Mon père m’a toujours dit : « Il faut apprendre à se faire homme, trouver sa voie ». « Réussir » était son maître mot.

Donc, après avoir fait médecine et prêté le serment d’Hippocrate il ne me restait plus, au terme des études qu’il m’avait payées, que ouvrir un cabinet, me marier, avoir des enfants, faire carrière comme l’on dit. J’allais donc passer ma vie à travailler la semaine avec bien sûr un repos dominical, en famille.

Tous ces « calculs domestiques » ne m’intéressaient pas. Est-ce être un fils indigne que de raisonner différemment, s’opposer à son père ?

Mon père disait aussi, faisant référence à sa période militaire, que pour devenir un homme, il fallait passer la nuit dans les bois, les pieds dans l’eau et dans la boue.

Eh bien voilà, monsieur mon père, aujourd’hui ton vœu est exaucé. En Amazonie, je vais devenir un vrai homme. Certes toi, après de brillantes études, tu avais fait la guerre, avais été fait prisonnier durant quatre années. De ce fait toute ma petite enfance je ne fus entouré que de femmes, tes sœurs, ma mère qui me gardait au moindre rhume sous son aile.

Enfant sage, dès que je sus lire, je fus intéressé par les contes, les légendes, les récits d’explorateurs. Adolescent j’avais récupéré une vieille malle au grenier de mon grand-père que je garnissais au fil des jours de choses que j’emporterai bien sûr le moment venu. J’avais déjà une attirance toute particulière pour ces verts territoires inexplorés d’Amazonie, ces immenses rivières dont je pensais que personne n’avait remonté le cours ni osé rencontrer ces habitants de la forêt aux mœurs bien différentes.

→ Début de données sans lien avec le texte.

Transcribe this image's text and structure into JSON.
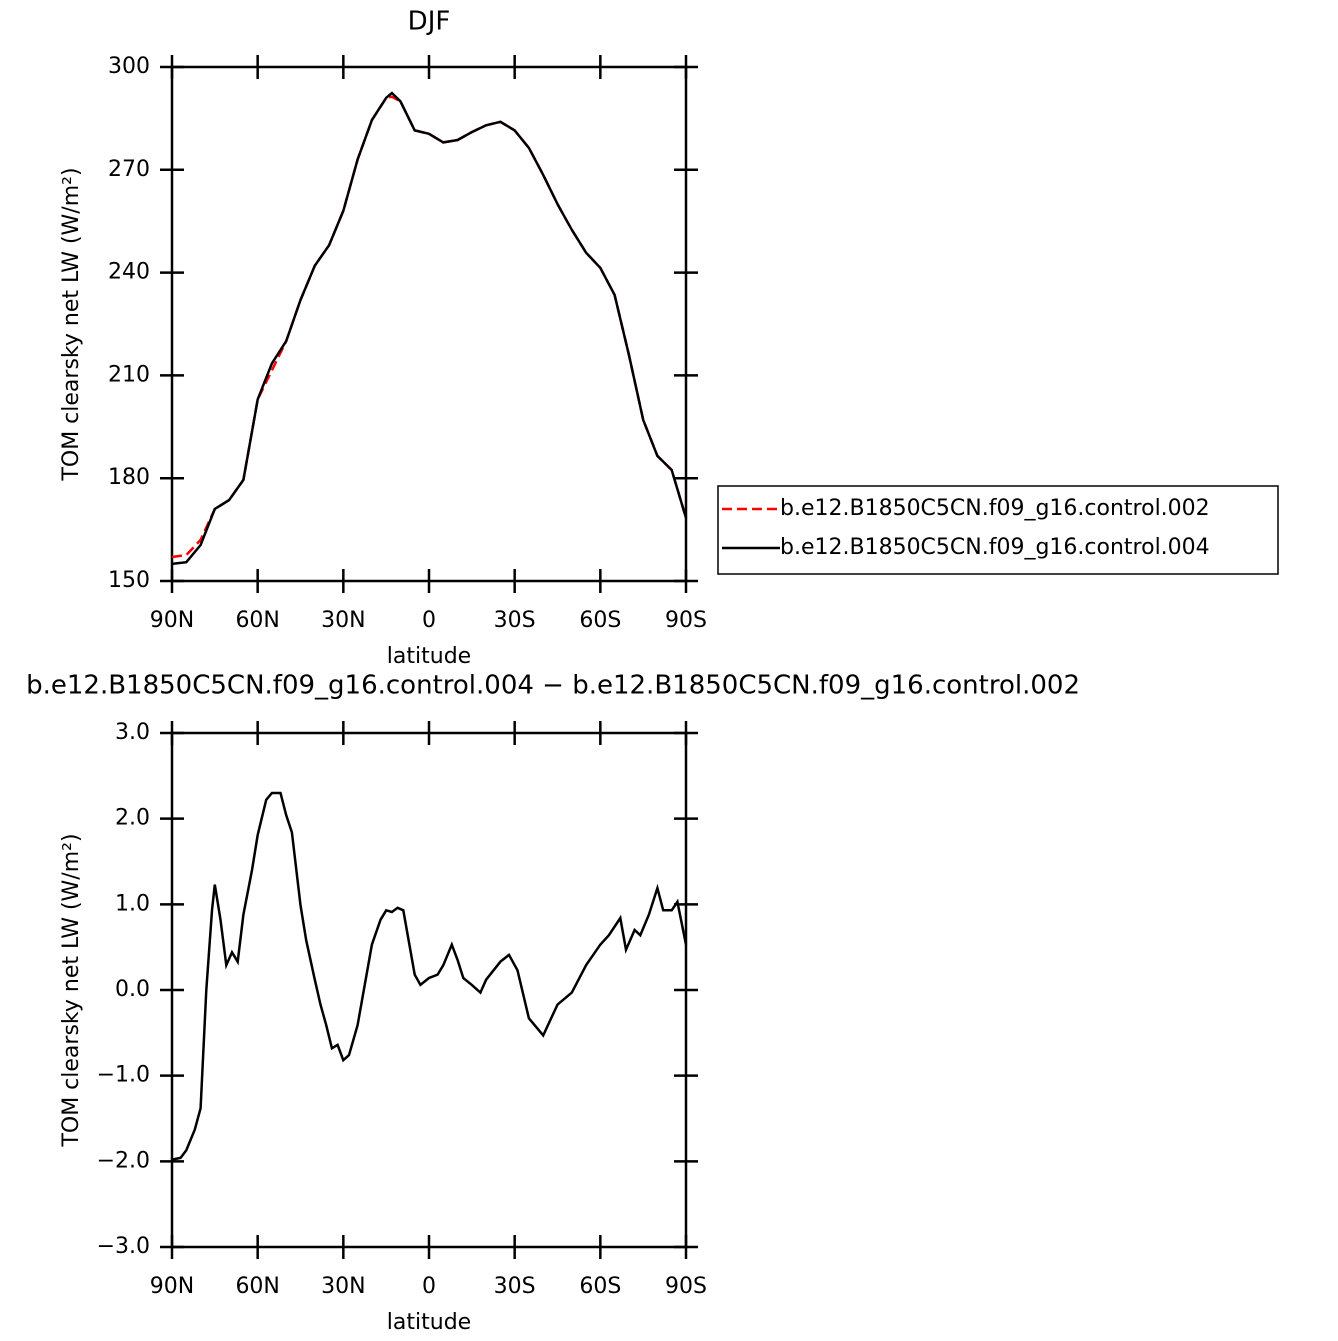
{
  "chart_data": [
    {
      "type": "line",
      "title": "DJF",
      "xlabel": "latitude",
      "ylabel": "TOM clearsky net LW (W/m²)",
      "xlim": [
        90,
        -90
      ],
      "ylim": [
        150,
        300
      ],
      "xticks": [
        {
          "value": 90,
          "label": "90N"
        },
        {
          "value": 60,
          "label": "60N"
        },
        {
          "value": 30,
          "label": "30N"
        },
        0,
        {
          "value": -30,
          "label": "30S"
        },
        {
          "value": -60,
          "label": "60S"
        },
        {
          "value": -90,
          "label": "90S"
        }
      ],
      "yticks": [
        150,
        180,
        210,
        240,
        270,
        300
      ],
      "x": [
        90,
        85,
        80,
        75,
        70,
        65,
        60,
        55,
        50,
        45,
        40,
        35,
        30,
        25,
        20,
        15,
        13,
        10,
        5,
        0,
        -5,
        -10,
        -15,
        -20,
        -25,
        -30,
        -35,
        -40,
        -45,
        -50,
        -55,
        -60,
        -65,
        -70,
        -75,
        -80,
        -85,
        -90
      ],
      "legend": "outside-right",
      "series": [
        {
          "name": "b.e12.B1850C5CN.f09_g16.control.002",
          "color": "#ff0000",
          "dash": true,
          "values": [
            157,
            157.6,
            162,
            171,
            173.6,
            179.5,
            203,
            211.5,
            220,
            232,
            242,
            248,
            258,
            273,
            284.5,
            291,
            291.3,
            290,
            281.5,
            280.5,
            278,
            278.7,
            281,
            283,
            284,
            281.5,
            276.4,
            268.5,
            260,
            252.5,
            245.8,
            241.4,
            233.5,
            216,
            197,
            186.5,
            182.4,
            168.4
          ]
        },
        {
          "name": "b.e12.B1850C5CN.f09_g16.control.004",
          "color": "#000000",
          "dash": false,
          "values": [
            155,
            155.5,
            160.5,
            171,
            173.6,
            179.5,
            203,
            213.5,
            220,
            232,
            242,
            248,
            258,
            273,
            284.5,
            291,
            292.4,
            290,
            281.5,
            280.5,
            278,
            278.7,
            281,
            283,
            284,
            281.5,
            276.4,
            268.5,
            260,
            252.5,
            245.8,
            241.4,
            233.5,
            216,
            197,
            186.5,
            182.4,
            168.4
          ]
        }
      ]
    },
    {
      "type": "line",
      "title": "b.e12.B1850C5CN.f09_g16.control.004 − b.e12.B1850C5CN.f09_g16.control.002",
      "xlabel": "latitude",
      "ylabel": "TOM clearsky net LW (W/m²)",
      "xlim": [
        90,
        -90
      ],
      "ylim": [
        -3,
        3
      ],
      "xticks": [
        {
          "value": 90,
          "label": "90N"
        },
        {
          "value": 60,
          "label": "60N"
        },
        {
          "value": 30,
          "label": "30N"
        },
        0,
        {
          "value": -30,
          "label": "30S"
        },
        {
          "value": -60,
          "label": "60S"
        },
        {
          "value": -90,
          "label": "90S"
        }
      ],
      "yticks": [
        {
          "value": -3,
          "label": "−3.0"
        },
        {
          "value": -2,
          "label": "−2.0"
        },
        {
          "value": -1,
          "label": "−1.0"
        },
        {
          "value": 0,
          "label": "0.0"
        },
        {
          "value": 1,
          "label": "1.0"
        },
        {
          "value": 2,
          "label": "2.0"
        },
        {
          "value": 3,
          "label": "3.0"
        }
      ],
      "x": [
        90,
        87,
        85,
        82,
        80,
        78,
        76,
        75,
        73,
        71,
        69,
        67,
        65,
        62,
        60,
        57,
        55,
        52,
        50,
        48,
        45,
        43,
        40,
        38,
        36,
        34,
        32,
        30,
        28,
        25,
        20,
        17,
        15,
        13,
        11,
        9,
        5,
        3,
        0,
        -3,
        -5,
        -8,
        -10,
        -12,
        -15,
        -18,
        -20,
        -25,
        -28,
        -31,
        -35,
        -40,
        -45,
        -50,
        -55,
        -60,
        -63,
        -67,
        -69,
        -72,
        -74,
        -77,
        -80,
        -82,
        -85,
        -87,
        -90
      ],
      "series": [
        {
          "color": "#000000",
          "dash": false,
          "values": [
            -1.98,
            -1.96,
            -1.87,
            -1.63,
            -1.38,
            0.0,
            0.93,
            1.23,
            0.82,
            0.29,
            0.44,
            0.33,
            0.88,
            1.4,
            1.81,
            2.22,
            2.3,
            2.3,
            2.04,
            1.84,
            0.99,
            0.58,
            0.12,
            -0.17,
            -0.41,
            -0.68,
            -0.64,
            -0.82,
            -0.76,
            -0.41,
            0.53,
            0.82,
            0.93,
            0.91,
            0.96,
            0.93,
            0.18,
            0.06,
            0.14,
            0.18,
            0.29,
            0.53,
            0.35,
            0.14,
            0.06,
            -0.03,
            0.12,
            0.33,
            0.41,
            0.23,
            -0.33,
            -0.53,
            -0.17,
            -0.03,
            0.29,
            0.53,
            0.64,
            0.84,
            0.47,
            0.7,
            0.64,
            0.88,
            1.19,
            0.93,
            0.93,
            1.03,
            0.53
          ]
        }
      ]
    }
  ]
}
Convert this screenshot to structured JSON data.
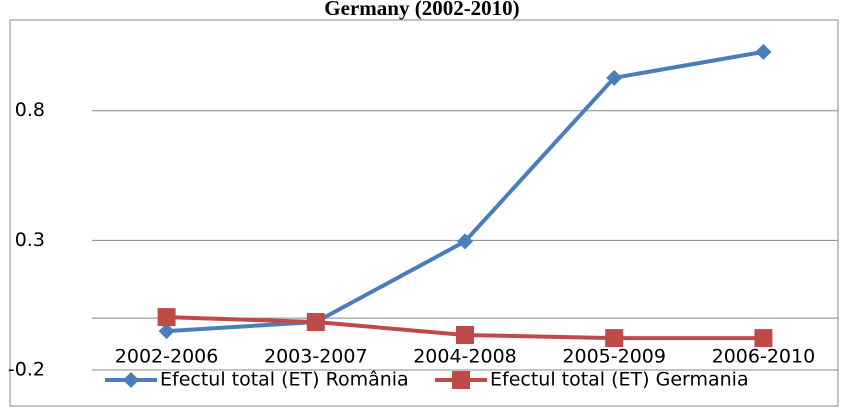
{
  "chart_data": {
    "type": "line",
    "title": "Germany (2002-2010)",
    "categories": [
      "2002-2006",
      "2003-2007",
      "2004-2008",
      "2005-2009",
      "2006-2010"
    ],
    "series": [
      {
        "name": "Efectul total (ET) România",
        "color": "#4a7ebb",
        "marker": "diamond",
        "values": [
          -0.05,
          -0.015,
          0.296,
          0.927,
          1.027
        ]
      },
      {
        "name": "Efectul total (ET) Germania",
        "color": "#be4b48",
        "marker": "square",
        "values": [
          0.004,
          -0.015,
          -0.065,
          -0.077,
          -0.077
        ]
      }
    ],
    "ylim": [
      -0.2,
      1.15
    ],
    "yticks": [
      -0.2,
      0.3,
      0.8
    ],
    "grid": true,
    "legend": "bottom"
  }
}
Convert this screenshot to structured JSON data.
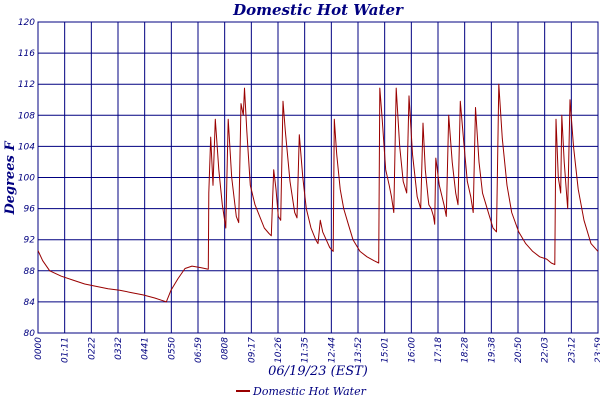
{
  "chart_data": {
    "type": "line",
    "title": "Domestic Hot Water",
    "xlabel": "06/19/23 (EST)",
    "ylabel": "Degrees F",
    "x_tick_labels": [
      "0000",
      "01:11",
      "0222",
      "0332",
      "0441",
      "0550",
      "06:59",
      "0808",
      "09:17",
      "10:26",
      "11:35",
      "12:44",
      "13:52",
      "15:01",
      "16:00",
      "17:18",
      "18:28",
      "19:38",
      "20:50",
      "22:03",
      "23:12",
      "23:59"
    ],
    "x_range_hours": [
      0,
      24
    ],
    "ylim": [
      80,
      120
    ],
    "y_ticks": [
      80,
      84,
      88,
      92,
      96,
      100,
      104,
      108,
      112,
      116,
      120
    ],
    "grid": true,
    "legend_position": "bottom-center",
    "series": [
      {
        "name": "Domestic Hot Water",
        "color": "#990000",
        "points": [
          [
            0.0,
            90.6
          ],
          [
            0.2,
            89.3
          ],
          [
            0.5,
            88.0
          ],
          [
            1.0,
            87.3
          ],
          [
            1.5,
            86.8
          ],
          [
            2.0,
            86.3
          ],
          [
            2.5,
            86.0
          ],
          [
            3.0,
            85.7
          ],
          [
            3.5,
            85.5
          ],
          [
            4.0,
            85.2
          ],
          [
            4.5,
            84.9
          ],
          [
            5.0,
            84.5
          ],
          [
            5.3,
            84.2
          ],
          [
            5.5,
            84.0
          ],
          [
            5.7,
            85.5
          ],
          [
            6.0,
            87.0
          ],
          [
            6.3,
            88.3
          ],
          [
            6.6,
            88.6
          ],
          [
            7.0,
            88.4
          ],
          [
            7.3,
            88.2
          ],
          [
            7.32,
            98.0
          ],
          [
            7.4,
            105.2
          ],
          [
            7.5,
            99.0
          ],
          [
            7.6,
            107.5
          ],
          [
            7.75,
            101.0
          ],
          [
            7.9,
            96.5
          ],
          [
            8.05,
            93.5
          ],
          [
            8.15,
            107.5
          ],
          [
            8.3,
            100.0
          ],
          [
            8.5,
            95.0
          ],
          [
            8.6,
            94.2
          ],
          [
            8.7,
            109.5
          ],
          [
            8.8,
            108.0
          ],
          [
            8.85,
            111.5
          ],
          [
            8.95,
            106.0
          ],
          [
            9.1,
            99.0
          ],
          [
            9.3,
            96.5
          ],
          [
            9.5,
            95.0
          ],
          [
            9.7,
            93.5
          ],
          [
            9.9,
            92.8
          ],
          [
            10.0,
            92.5
          ],
          [
            10.1,
            101.0
          ],
          [
            10.2,
            98.5
          ],
          [
            10.3,
            95.0
          ],
          [
            10.4,
            94.5
          ],
          [
            10.5,
            109.8
          ],
          [
            10.6,
            106.0
          ],
          [
            10.8,
            99.5
          ],
          [
            11.0,
            95.5
          ],
          [
            11.1,
            94.8
          ],
          [
            11.2,
            105.5
          ],
          [
            11.35,
            100.0
          ],
          [
            11.5,
            96.0
          ],
          [
            11.7,
            93.5
          ],
          [
            11.9,
            92.0
          ],
          [
            12.0,
            91.5
          ],
          [
            12.1,
            94.5
          ],
          [
            12.2,
            93.0
          ],
          [
            12.35,
            92.0
          ],
          [
            12.5,
            91.0
          ],
          [
            12.65,
            90.5
          ],
          [
            12.7,
            107.5
          ],
          [
            12.8,
            103.0
          ],
          [
            12.95,
            98.5
          ],
          [
            13.1,
            96.0
          ],
          [
            13.3,
            94.0
          ],
          [
            13.5,
            92.0
          ],
          [
            13.8,
            90.5
          ],
          [
            14.1,
            89.8
          ],
          [
            14.4,
            89.3
          ],
          [
            14.6,
            89.0
          ],
          [
            14.65,
            111.5
          ],
          [
            14.75,
            107.5
          ],
          [
            14.9,
            101.0
          ],
          [
            15.05,
            99.0
          ],
          [
            15.15,
            97.5
          ],
          [
            15.25,
            95.5
          ],
          [
            15.35,
            111.5
          ],
          [
            15.5,
            104.0
          ],
          [
            15.65,
            99.5
          ],
          [
            15.8,
            98.0
          ],
          [
            15.9,
            110.5
          ],
          [
            16.05,
            103.0
          ],
          [
            16.25,
            97.5
          ],
          [
            16.4,
            96.0
          ],
          [
            16.5,
            107.0
          ],
          [
            16.6,
            101.0
          ],
          [
            16.75,
            96.5
          ],
          [
            16.85,
            96.0
          ],
          [
            16.95,
            95.0
          ],
          [
            17.0,
            94.0
          ],
          [
            17.05,
            102.5
          ],
          [
            17.2,
            99.0
          ],
          [
            17.4,
            96.5
          ],
          [
            17.5,
            95.0
          ],
          [
            17.6,
            108.0
          ],
          [
            17.75,
            102.0
          ],
          [
            17.9,
            98.0
          ],
          [
            18.0,
            96.5
          ],
          [
            18.1,
            109.8
          ],
          [
            18.25,
            104.5
          ],
          [
            18.4,
            99.5
          ],
          [
            18.55,
            97.5
          ],
          [
            18.65,
            95.5
          ],
          [
            18.75,
            109.0
          ],
          [
            18.9,
            102.0
          ],
          [
            19.05,
            98.0
          ],
          [
            19.2,
            96.5
          ],
          [
            19.35,
            95.0
          ],
          [
            19.5,
            93.5
          ],
          [
            19.65,
            93.0
          ],
          [
            19.75,
            112.0
          ],
          [
            19.9,
            105.0
          ],
          [
            20.1,
            99.0
          ],
          [
            20.3,
            95.5
          ],
          [
            20.6,
            93.0
          ],
          [
            20.9,
            91.5
          ],
          [
            21.2,
            90.5
          ],
          [
            21.5,
            89.8
          ],
          [
            21.8,
            89.5
          ],
          [
            22.0,
            89.0
          ],
          [
            22.15,
            88.8
          ],
          [
            22.2,
            107.5
          ],
          [
            22.3,
            100.0
          ],
          [
            22.4,
            98.0
          ],
          [
            22.45,
            108.0
          ],
          [
            22.55,
            102.0
          ],
          [
            22.65,
            98.0
          ],
          [
            22.7,
            96.0
          ],
          [
            22.8,
            110.0
          ],
          [
            22.95,
            104.0
          ],
          [
            23.15,
            98.5
          ],
          [
            23.4,
            94.5
          ],
          [
            23.7,
            91.5
          ],
          [
            24.0,
            90.5
          ]
        ]
      }
    ]
  }
}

Voyant mon intérêt pour cette connaissance du monde, mon père m’accompagnait dans les musées comme le Musée de l’Homme au Trocadéro à Paris.

Lorsque je prétendais devenir explorateur, alors là ça n’allait plus. Il s’indignait : « Mon petit Paul, c’est pas un métier ça ! Tu vois Jules Verne l’a bien compris. Tout ce que tu as lu de lui, il l’a écrit dans son salon, sans jamais sortir de chez lui ».

Peine perdue que ses mises en garde ! Je continuais à rêver à ma grande aventure fréquentant expositions et conférences pour mieux appréhender cet autre monde. J’en connaissais déjà plusieurs facettes tels ces arcs en bois de fer, ces flèches en os, ces calebasses qui servaient à conserver le curare ou à boire et à manger. Dans une hutte de palme reconstituée grandeur nature, j’avais même vu un chaman en cire soigner un malade avec ses colliers de graines odoriférantes.

Alors à quoi bon aller chercher là-bas, comme le disait mon père, ce qui m’était offert dans les vitrines des musées ? Simplement je poursuivais mon rêve d’enfant contre vents et marées. Et puis, je voulais être maître de ma destinée, la contrôler.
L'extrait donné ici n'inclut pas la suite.